New government unit to co-ordinate help for troubled families
A dedicated family unit is to be set up to co-ordinate intensive support for troubled families across central government departments, CYP Now has learned. The unit is a key part of David Cameron’s bid to transform the lives of the 120,000 most troubled families by 2015.
At present, the Department for Communities and Local Government (DCLG), the Department for Education (DfE) and the Department for Work and Pensions all fund various schemes to support families with multiple needs, as do local authorities and charities across the country.
A DCLG spokesman confirmed the unit will be housed in the department. It will synchronise existing work and bring together central government funding streams to fund such initiatives.

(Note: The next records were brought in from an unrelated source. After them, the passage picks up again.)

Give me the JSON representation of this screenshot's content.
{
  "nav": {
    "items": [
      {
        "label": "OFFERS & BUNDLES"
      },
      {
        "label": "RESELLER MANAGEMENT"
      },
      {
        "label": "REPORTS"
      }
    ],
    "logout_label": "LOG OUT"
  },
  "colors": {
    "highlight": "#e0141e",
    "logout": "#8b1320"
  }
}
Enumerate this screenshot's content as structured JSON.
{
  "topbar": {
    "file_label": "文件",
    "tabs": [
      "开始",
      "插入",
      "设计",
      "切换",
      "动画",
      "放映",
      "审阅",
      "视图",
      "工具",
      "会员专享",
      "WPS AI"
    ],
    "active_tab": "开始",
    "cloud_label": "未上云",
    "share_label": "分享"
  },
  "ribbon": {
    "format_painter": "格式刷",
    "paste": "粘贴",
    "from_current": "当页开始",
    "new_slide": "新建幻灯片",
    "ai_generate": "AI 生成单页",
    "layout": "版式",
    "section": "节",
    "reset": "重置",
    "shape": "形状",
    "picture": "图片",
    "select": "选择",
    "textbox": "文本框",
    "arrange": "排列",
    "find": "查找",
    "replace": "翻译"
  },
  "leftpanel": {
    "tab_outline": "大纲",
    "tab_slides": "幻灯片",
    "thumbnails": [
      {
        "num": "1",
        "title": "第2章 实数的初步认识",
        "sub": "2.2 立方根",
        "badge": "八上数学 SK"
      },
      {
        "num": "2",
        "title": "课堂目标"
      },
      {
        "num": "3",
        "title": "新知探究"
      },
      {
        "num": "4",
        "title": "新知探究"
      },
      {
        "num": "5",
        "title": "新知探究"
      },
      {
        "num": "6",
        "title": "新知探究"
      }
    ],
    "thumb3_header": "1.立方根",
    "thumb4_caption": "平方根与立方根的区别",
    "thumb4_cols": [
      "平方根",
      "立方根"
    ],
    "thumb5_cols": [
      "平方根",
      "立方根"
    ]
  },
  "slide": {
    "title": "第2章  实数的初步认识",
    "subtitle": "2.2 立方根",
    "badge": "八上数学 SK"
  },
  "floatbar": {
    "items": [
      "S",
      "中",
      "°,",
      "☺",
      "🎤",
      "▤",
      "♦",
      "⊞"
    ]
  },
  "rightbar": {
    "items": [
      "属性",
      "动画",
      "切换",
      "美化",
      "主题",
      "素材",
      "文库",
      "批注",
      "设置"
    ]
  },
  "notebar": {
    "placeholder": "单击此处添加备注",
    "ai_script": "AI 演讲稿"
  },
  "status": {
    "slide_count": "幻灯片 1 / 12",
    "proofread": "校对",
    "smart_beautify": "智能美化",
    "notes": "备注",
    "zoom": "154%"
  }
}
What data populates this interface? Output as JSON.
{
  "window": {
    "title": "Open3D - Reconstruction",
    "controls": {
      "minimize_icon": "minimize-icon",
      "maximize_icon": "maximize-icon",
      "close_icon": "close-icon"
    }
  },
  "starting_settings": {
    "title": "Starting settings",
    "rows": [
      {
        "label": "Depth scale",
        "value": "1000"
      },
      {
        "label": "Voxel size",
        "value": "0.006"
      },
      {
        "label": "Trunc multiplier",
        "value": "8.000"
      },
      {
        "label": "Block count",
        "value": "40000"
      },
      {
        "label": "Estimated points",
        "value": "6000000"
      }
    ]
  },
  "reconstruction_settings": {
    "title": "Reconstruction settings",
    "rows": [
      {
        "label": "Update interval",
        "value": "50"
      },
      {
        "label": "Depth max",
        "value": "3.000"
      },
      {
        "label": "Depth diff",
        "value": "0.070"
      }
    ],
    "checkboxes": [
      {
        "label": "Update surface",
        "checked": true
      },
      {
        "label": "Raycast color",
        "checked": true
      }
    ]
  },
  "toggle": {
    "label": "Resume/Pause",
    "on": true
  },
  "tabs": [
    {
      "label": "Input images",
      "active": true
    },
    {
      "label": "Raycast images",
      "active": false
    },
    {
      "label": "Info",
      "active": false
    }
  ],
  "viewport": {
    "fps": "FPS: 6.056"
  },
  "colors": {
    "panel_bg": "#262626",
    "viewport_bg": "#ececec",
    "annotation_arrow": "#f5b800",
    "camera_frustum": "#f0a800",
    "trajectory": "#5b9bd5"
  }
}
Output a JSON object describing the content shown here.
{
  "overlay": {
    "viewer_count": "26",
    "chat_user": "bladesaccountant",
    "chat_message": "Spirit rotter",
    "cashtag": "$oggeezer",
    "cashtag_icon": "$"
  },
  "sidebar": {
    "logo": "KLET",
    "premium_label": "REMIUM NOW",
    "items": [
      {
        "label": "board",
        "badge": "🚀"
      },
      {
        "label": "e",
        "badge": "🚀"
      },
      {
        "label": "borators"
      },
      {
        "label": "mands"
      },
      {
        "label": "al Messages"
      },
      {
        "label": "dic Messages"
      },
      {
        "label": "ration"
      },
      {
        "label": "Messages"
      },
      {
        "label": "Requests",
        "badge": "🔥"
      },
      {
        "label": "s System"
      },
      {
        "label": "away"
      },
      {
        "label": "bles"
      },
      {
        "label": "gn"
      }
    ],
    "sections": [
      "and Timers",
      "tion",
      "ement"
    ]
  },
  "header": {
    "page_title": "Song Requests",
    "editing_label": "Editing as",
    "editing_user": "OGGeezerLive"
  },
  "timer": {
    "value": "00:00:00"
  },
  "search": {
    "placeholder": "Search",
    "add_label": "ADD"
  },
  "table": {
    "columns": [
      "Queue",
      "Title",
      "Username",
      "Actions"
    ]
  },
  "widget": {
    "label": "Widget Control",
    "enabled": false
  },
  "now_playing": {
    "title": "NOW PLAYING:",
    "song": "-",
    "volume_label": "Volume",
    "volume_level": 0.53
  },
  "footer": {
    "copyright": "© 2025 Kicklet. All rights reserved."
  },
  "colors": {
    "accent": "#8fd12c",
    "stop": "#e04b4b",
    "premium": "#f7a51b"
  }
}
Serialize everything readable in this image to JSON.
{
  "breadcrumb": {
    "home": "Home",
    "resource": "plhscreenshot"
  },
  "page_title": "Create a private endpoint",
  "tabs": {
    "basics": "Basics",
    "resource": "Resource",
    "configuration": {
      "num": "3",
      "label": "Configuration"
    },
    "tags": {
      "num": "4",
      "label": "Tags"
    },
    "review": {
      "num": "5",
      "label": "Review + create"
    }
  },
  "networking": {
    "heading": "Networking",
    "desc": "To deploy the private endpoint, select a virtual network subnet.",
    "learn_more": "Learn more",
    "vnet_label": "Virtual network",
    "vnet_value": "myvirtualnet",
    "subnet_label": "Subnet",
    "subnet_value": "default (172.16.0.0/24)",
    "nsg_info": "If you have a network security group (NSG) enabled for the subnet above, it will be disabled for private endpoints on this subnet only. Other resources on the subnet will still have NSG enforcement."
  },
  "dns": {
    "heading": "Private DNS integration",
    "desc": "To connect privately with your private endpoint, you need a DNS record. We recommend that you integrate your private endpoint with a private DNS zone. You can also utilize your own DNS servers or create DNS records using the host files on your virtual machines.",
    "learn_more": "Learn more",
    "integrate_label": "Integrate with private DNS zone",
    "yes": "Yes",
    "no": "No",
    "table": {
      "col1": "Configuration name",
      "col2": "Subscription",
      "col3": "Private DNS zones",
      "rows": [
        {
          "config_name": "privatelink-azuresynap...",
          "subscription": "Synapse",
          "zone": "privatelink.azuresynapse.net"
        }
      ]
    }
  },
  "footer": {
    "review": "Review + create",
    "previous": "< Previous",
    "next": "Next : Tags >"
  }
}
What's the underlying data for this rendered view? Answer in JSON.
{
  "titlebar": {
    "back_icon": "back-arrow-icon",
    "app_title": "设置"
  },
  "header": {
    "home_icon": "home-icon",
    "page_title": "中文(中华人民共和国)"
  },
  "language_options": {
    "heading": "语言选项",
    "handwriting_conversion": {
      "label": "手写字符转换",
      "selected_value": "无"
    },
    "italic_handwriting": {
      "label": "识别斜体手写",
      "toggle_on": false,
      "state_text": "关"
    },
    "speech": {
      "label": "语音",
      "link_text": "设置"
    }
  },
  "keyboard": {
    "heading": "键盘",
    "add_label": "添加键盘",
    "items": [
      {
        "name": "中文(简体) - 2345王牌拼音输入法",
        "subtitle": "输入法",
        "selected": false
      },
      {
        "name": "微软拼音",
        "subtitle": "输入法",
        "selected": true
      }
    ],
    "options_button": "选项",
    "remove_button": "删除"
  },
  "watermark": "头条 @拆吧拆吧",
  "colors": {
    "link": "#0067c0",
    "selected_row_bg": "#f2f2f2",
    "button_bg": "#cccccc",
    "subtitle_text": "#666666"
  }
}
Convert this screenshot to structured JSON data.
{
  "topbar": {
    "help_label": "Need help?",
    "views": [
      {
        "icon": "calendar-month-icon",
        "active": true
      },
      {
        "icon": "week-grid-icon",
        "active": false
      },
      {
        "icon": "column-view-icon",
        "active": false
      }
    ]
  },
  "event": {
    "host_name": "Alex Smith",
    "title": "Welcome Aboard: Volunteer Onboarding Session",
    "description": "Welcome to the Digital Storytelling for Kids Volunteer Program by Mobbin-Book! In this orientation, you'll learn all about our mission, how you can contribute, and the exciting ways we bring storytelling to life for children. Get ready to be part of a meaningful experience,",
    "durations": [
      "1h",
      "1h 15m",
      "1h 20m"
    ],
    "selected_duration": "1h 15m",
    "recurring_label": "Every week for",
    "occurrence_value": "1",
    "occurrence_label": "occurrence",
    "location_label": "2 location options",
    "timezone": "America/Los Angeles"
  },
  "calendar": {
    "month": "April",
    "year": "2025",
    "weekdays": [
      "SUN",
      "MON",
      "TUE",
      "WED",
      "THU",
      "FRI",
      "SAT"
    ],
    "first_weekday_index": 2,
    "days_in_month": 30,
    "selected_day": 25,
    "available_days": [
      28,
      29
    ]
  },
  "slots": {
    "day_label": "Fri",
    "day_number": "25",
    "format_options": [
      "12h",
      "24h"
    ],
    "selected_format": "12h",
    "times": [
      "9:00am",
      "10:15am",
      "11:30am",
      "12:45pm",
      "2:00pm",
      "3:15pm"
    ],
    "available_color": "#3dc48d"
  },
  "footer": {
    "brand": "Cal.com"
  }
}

Christine Davies, chief executive of the Centre for Excellence and Outcomes in Children and Young People’s Services, said the unit has the potential to end the fragmented way in which family intervention work has been carried out to date. “Rather than having a scattergun approach and a series of parallel initiatives, which is a real danger, particularly post-riots, we need to be absolutely clear about what makes a difference,” she said.
“Many governments have spoken about providing a co-ordinated national approach, but have never delivered it. I don’t think such a unit should set tight prescriptions about local solutions, but it ought to be clear about the ingredients of any successful local approach, provide advice to local areas and maybe help overcome some of the difficulties there are about pooling budgets locally.”
Davies, a member of the National Family Intervention Strategy Group, which advises the DfE, argued that local areas need to base their work with families on the “essential ingredients” of evidence-backed schemes.
“There isn’t just one single intervention or agency that makes a difference for families with multiple needs,” she explained. “The team around the family concept is at the heart of all these interventions, as is a multi-disciplinary plan, co-ordinated by a key worker. Those are the three essential ingredients, but sometimes we lose our focus on those proven things.”
One of many initiatives supporting family intervention work is the Big Lottery Fund’s £20m Improving Futures programme. The charity 4Children’s Enfield Family Turnaround Project has been shortlisted to receive funding through the scheme.
4Children chief executive Anne Longfield said the unit should look to voluntary sector schemes such as Improving Futures to develop a model for family intervention work that can be applied nationally.
“While I’m sure government wants to keep all its localism principles, the commitment to 120,000 families is something that is going to need a national push,” she said. “There hasn’t been a lot of national direction about how this work can be implemented. So it will be imperative for the unit to work alongside charities delivering programmes, to make sure local authorities can gain support from those who are testing out new approaches.”
David Derbyshire is head of performance and consultancy at the charity Action for Children and another member of the DfE advisory group. He said the government needs to ramp up efforts to increase funding for family intervention work to hit the 120,000 families target by 2015.
“The problem is that family intervention projects and intensive family support services are funded at a relatively small scale,” he said. “They tend to be funded to meet the needs of the 40 most expensive or troublesome families in a local authority area within 12 months. Their track record with those 40 families is successful in pretty much every area that they’re running. But, of course, they are only meeting the needs of 40, so if the next 40 most vulnerable families turn up, it becomes more of a challenge.”
Derbyshire suggested that a lump sum should be pumped into the system to deal with the 120,000 most troubled families and allow professionals to start intervening early with those whose needs are not yet acute.
“If we carry on as we are, services will continue to meet individual needs,” he said. “But unless you’re going to provide this kind of intensive support on a greater scale, they won’t be able to stop families needing intensive support in the first place.”
THE CHALLENGE AHEAD
More than 10,000 families have been supported through intensive family intervention work to date, according to the Department for Education
David Cameron wants to transform the lives of the 120,000 most troubled families by 2015, which the government estimates cost the taxpayer £4bn every year – between £250,000 and £350,000 for each family
Community budgets are a key part of the government’s drive. They give councils new freedoms to pool local budgets to co-ordinate joined-up intensive support services for families. Sixteen pilot areas started using community budgets in April
Other examples of schemes working to help families with complex needs include the government-backed Working Families Everywhere initiative, run by Emma Harrison – who founded welfare to work provider A4E – and the Big Lottery Fund’s £20m Improving Futures programme.